Les grands traits étaient justifiés:   Coeur de pirate a remporté la Victoire de la chanson de l’année (Comme des enfants), un choix du public français.

Coeur

Un autre gala de l’industrie de la zizique parmi tant d’autres, pensez-vous  ? Un autre gala français mal ficelé et interminable, c’est-à-dire d’une durée de  quatre heures et quinze minutes ? Peut-être, mais l’événement méritait tout de même un survol au loin.

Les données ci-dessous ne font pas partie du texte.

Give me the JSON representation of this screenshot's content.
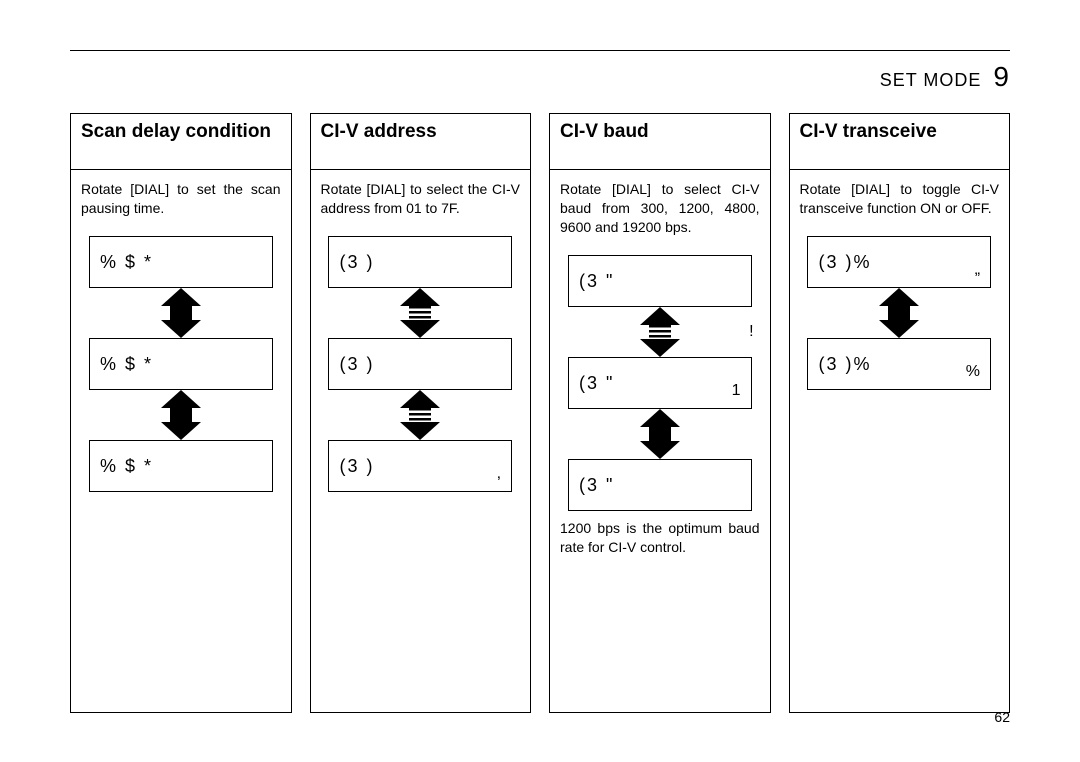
{
  "header": {
    "section": "SET MODE",
    "chapter": "9"
  },
  "columns": [
    {
      "title": "Scan delay condition",
      "desc": "Rotate [DIAL] to set the scan pausing time.",
      "options": [
        {
          "label": "% $ *",
          "right": ""
        },
        {
          "label": "% $ *",
          "right": ""
        },
        {
          "label": "% $ *",
          "right": ""
        }
      ],
      "arrows": [
        "solid",
        "solid"
      ],
      "note": ""
    },
    {
      "title": "CI-V address",
      "desc": "Rotate [DIAL] to select the CI-V address from 01 to 7F.",
      "options": [
        {
          "label": "(3  )",
          "right": ""
        },
        {
          "label": "(3  )",
          "right": ""
        },
        {
          "label": "(3  )",
          "right": ","
        }
      ],
      "arrows": [
        "stripe",
        "stripe"
      ],
      "note": ""
    },
    {
      "title": "CI-V baud",
      "desc": "Rotate [DIAL] to select CI-V baud from 300, 1200, 4800, 9600 and 19200 bps.",
      "options": [
        {
          "label": "(3  \"",
          "right": ""
        },
        {
          "label": "(3  \"",
          "right": "1"
        },
        {
          "label": "(3  \"",
          "right": ""
        }
      ],
      "arrows": [
        "stripe",
        "solid"
      ],
      "sideLabel": "!",
      "note": "1200 bps is the optimum baud rate for CI-V control."
    },
    {
      "title": "CI-V transceive",
      "desc": "Rotate [DIAL] to toggle CI-V transceive function ON or OFF.",
      "options": [
        {
          "label": "(3  )%",
          "right": "„"
        },
        {
          "label": "(3  )%",
          "right": "%"
        }
      ],
      "arrows": [
        "solid"
      ],
      "note": ""
    }
  ],
  "pageNumber": "62"
}
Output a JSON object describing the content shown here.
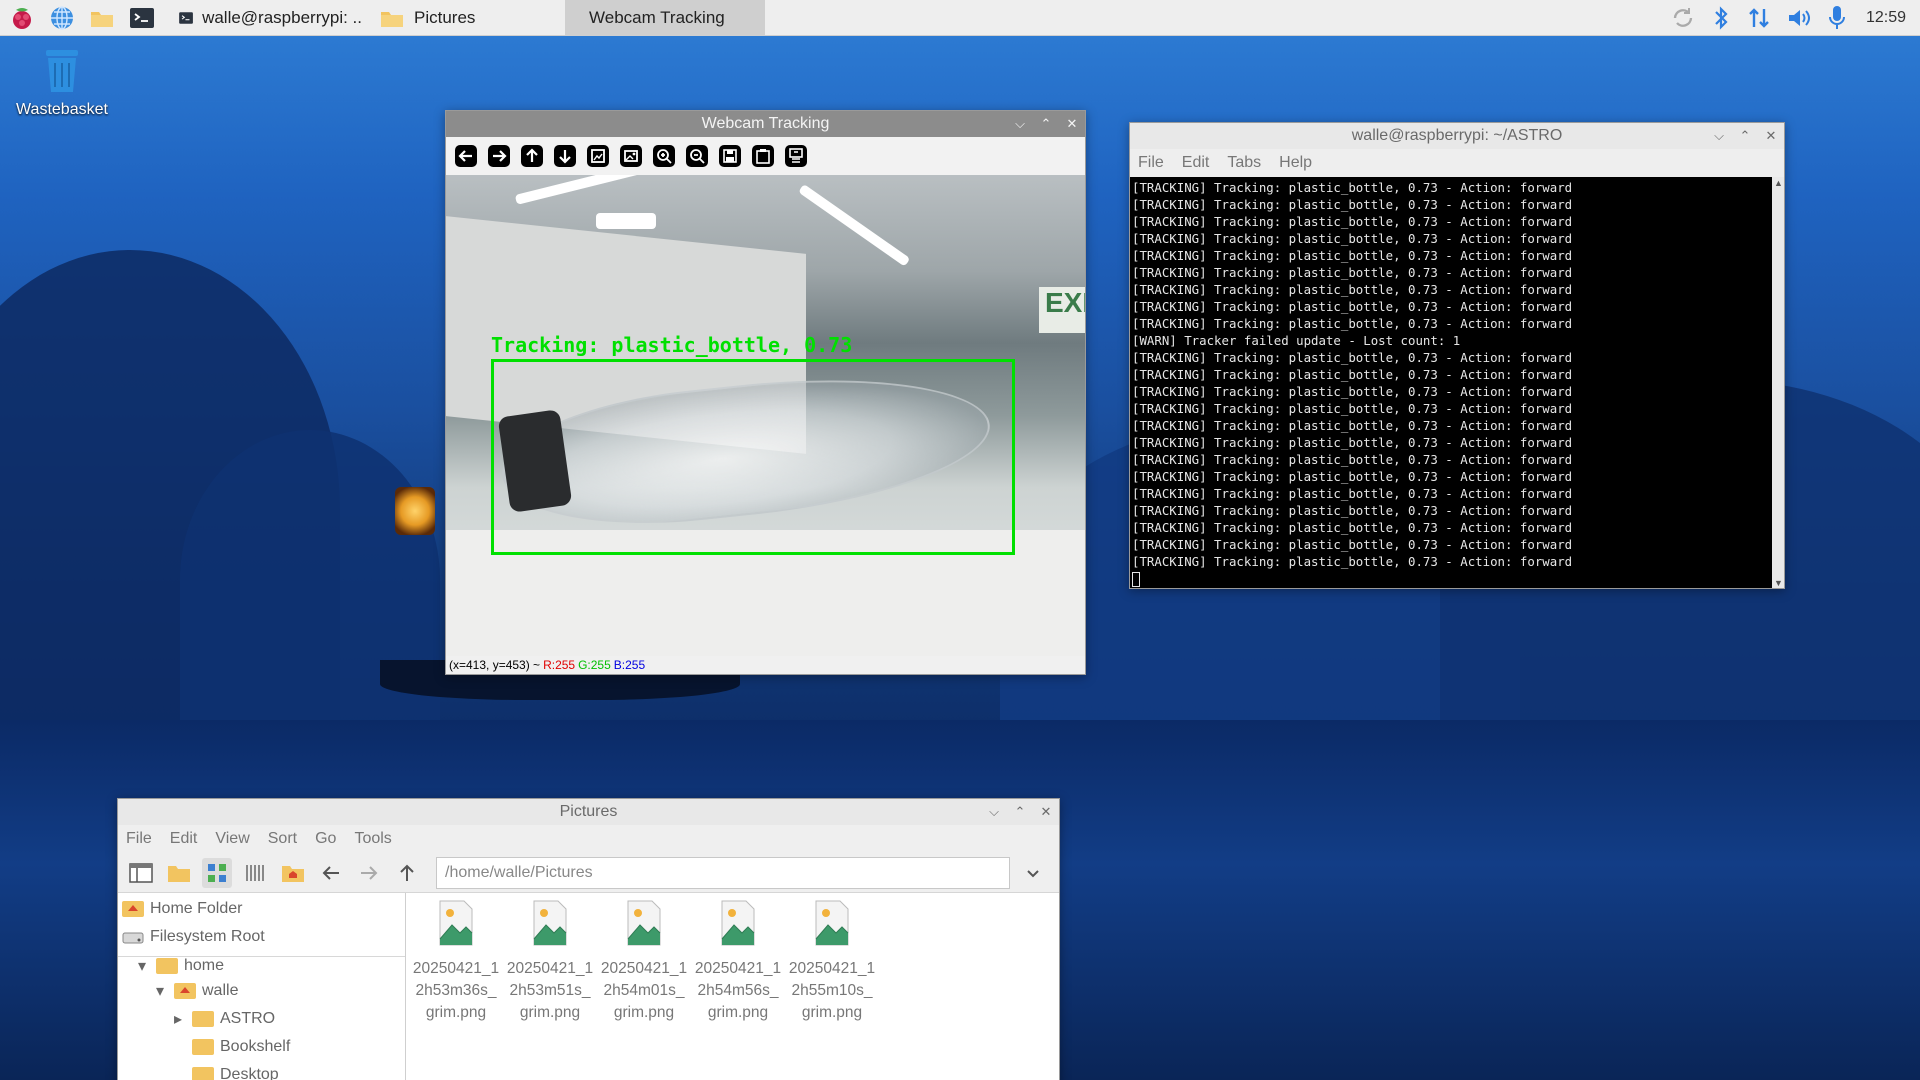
{
  "taskbar": {
    "buttons": [
      {
        "label": "walle@raspberrypi: ..",
        "icon": "terminal-icon"
      },
      {
        "label": "Pictures",
        "icon": "folder-icon"
      },
      {
        "label": "Webcam Tracking",
        "icon": ""
      }
    ],
    "clock": "12:59"
  },
  "desktop": {
    "icons": [
      {
        "label": "Wastebasket",
        "icon": "trash-icon"
      }
    ]
  },
  "webcam_window": {
    "title": "Webcam Tracking",
    "overlay_label": "Tracking: plastic_bottle, 0.73",
    "status": {
      "coords": "(x=413, y=453) ~",
      "r": "R:255",
      "g": "G:255",
      "b": "B:255"
    },
    "toolbar_icons": [
      "arrow-left-icon",
      "arrow-right-icon",
      "arrow-up-icon",
      "arrow-down-icon",
      "zoom-fit-icon",
      "zoom-original-icon",
      "zoom-in-icon",
      "zoom-out-icon",
      "save-icon",
      "copy-icon",
      "properties-icon"
    ]
  },
  "terminal_window": {
    "title": "walle@raspberrypi: ~/ASTRO",
    "menu": [
      "File",
      "Edit",
      "Tabs",
      "Help"
    ],
    "lines": [
      "[TRACKING] Tracking: plastic_bottle, 0.73 - Action: forward",
      "[TRACKING] Tracking: plastic_bottle, 0.73 - Action: forward",
      "[TRACKING] Tracking: plastic_bottle, 0.73 - Action: forward",
      "[TRACKING] Tracking: plastic_bottle, 0.73 - Action: forward",
      "[TRACKING] Tracking: plastic_bottle, 0.73 - Action: forward",
      "[TRACKING] Tracking: plastic_bottle, 0.73 - Action: forward",
      "[TRACKING] Tracking: plastic_bottle, 0.73 - Action: forward",
      "[TRACKING] Tracking: plastic_bottle, 0.73 - Action: forward",
      "[TRACKING] Tracking: plastic_bottle, 0.73 - Action: forward",
      "[WARN] Tracker failed update - Lost count: 1",
      "[TRACKING] Tracking: plastic_bottle, 0.73 - Action: forward",
      "[TRACKING] Tracking: plastic_bottle, 0.73 - Action: forward",
      "[TRACKING] Tracking: plastic_bottle, 0.73 - Action: forward",
      "[TRACKING] Tracking: plastic_bottle, 0.73 - Action: forward",
      "[TRACKING] Tracking: plastic_bottle, 0.73 - Action: forward",
      "[TRACKING] Tracking: plastic_bottle, 0.73 - Action: forward",
      "[TRACKING] Tracking: plastic_bottle, 0.73 - Action: forward",
      "[TRACKING] Tracking: plastic_bottle, 0.73 - Action: forward",
      "[TRACKING] Tracking: plastic_bottle, 0.73 - Action: forward",
      "[TRACKING] Tracking: plastic_bottle, 0.73 - Action: forward",
      "[TRACKING] Tracking: plastic_bottle, 0.73 - Action: forward",
      "[TRACKING] Tracking: plastic_bottle, 0.73 - Action: forward",
      "[TRACKING] Tracking: plastic_bottle, 0.73 - Action: forward"
    ]
  },
  "files_window": {
    "title": "Pictures",
    "menu": [
      "File",
      "Edit",
      "View",
      "Sort",
      "Go",
      "Tools"
    ],
    "path": "/home/walle/Pictures",
    "sidebar": {
      "places": [
        {
          "label": "Home Folder",
          "icon": "home-folder-icon"
        },
        {
          "label": "Filesystem Root",
          "icon": "drive-icon"
        }
      ],
      "tree": [
        {
          "label": "home",
          "expander": "▾"
        },
        {
          "label": "walle",
          "expander": "▾"
        },
        {
          "label": "ASTRO",
          "expander": "▸"
        },
        {
          "label": "Bookshelf",
          "expander": ""
        },
        {
          "label": "Desktop",
          "expander": ""
        }
      ]
    },
    "files": [
      "20250421_12h53m36s_grim.png",
      "20250421_12h53m51s_grim.png",
      "20250421_12h54m01s_grim.png",
      "20250421_12h54m56s_grim.png",
      "20250421_12h55m10s_grim.png"
    ]
  },
  "colors": {
    "bbox": "#00e000",
    "status_r": "#e00000",
    "status_g": "#00c000",
    "status_b": "#0000e0"
  }
}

Voici donc un texte descriptif, écrit en direct.

Et puisque c’étaient les 25e Victoires, en direct du Zénith de Paris (sur TV5) avec pour vétéran absolu Charles Aznavour, président d’honneur de la soirée.

Suit un enchaînement interminable de mercis  de stars repiqués sur un quart de siècle, qui se termine par l’ultime remerciement de feu Bashung.

Nagui à son poste, comme d’hab.

Pour un pot-pourri  à la mémoire de  Michael Jackson, un numéro de production assez ambitieux: entre autres, on aperçoit M, aussi Amadou & Mariam, après  quoi  Charlotte Gainsbourg vient réciter le texte de Billie Jean. Et qui fera Beat It ? Personne… Hmm, pas tout à fait réussi.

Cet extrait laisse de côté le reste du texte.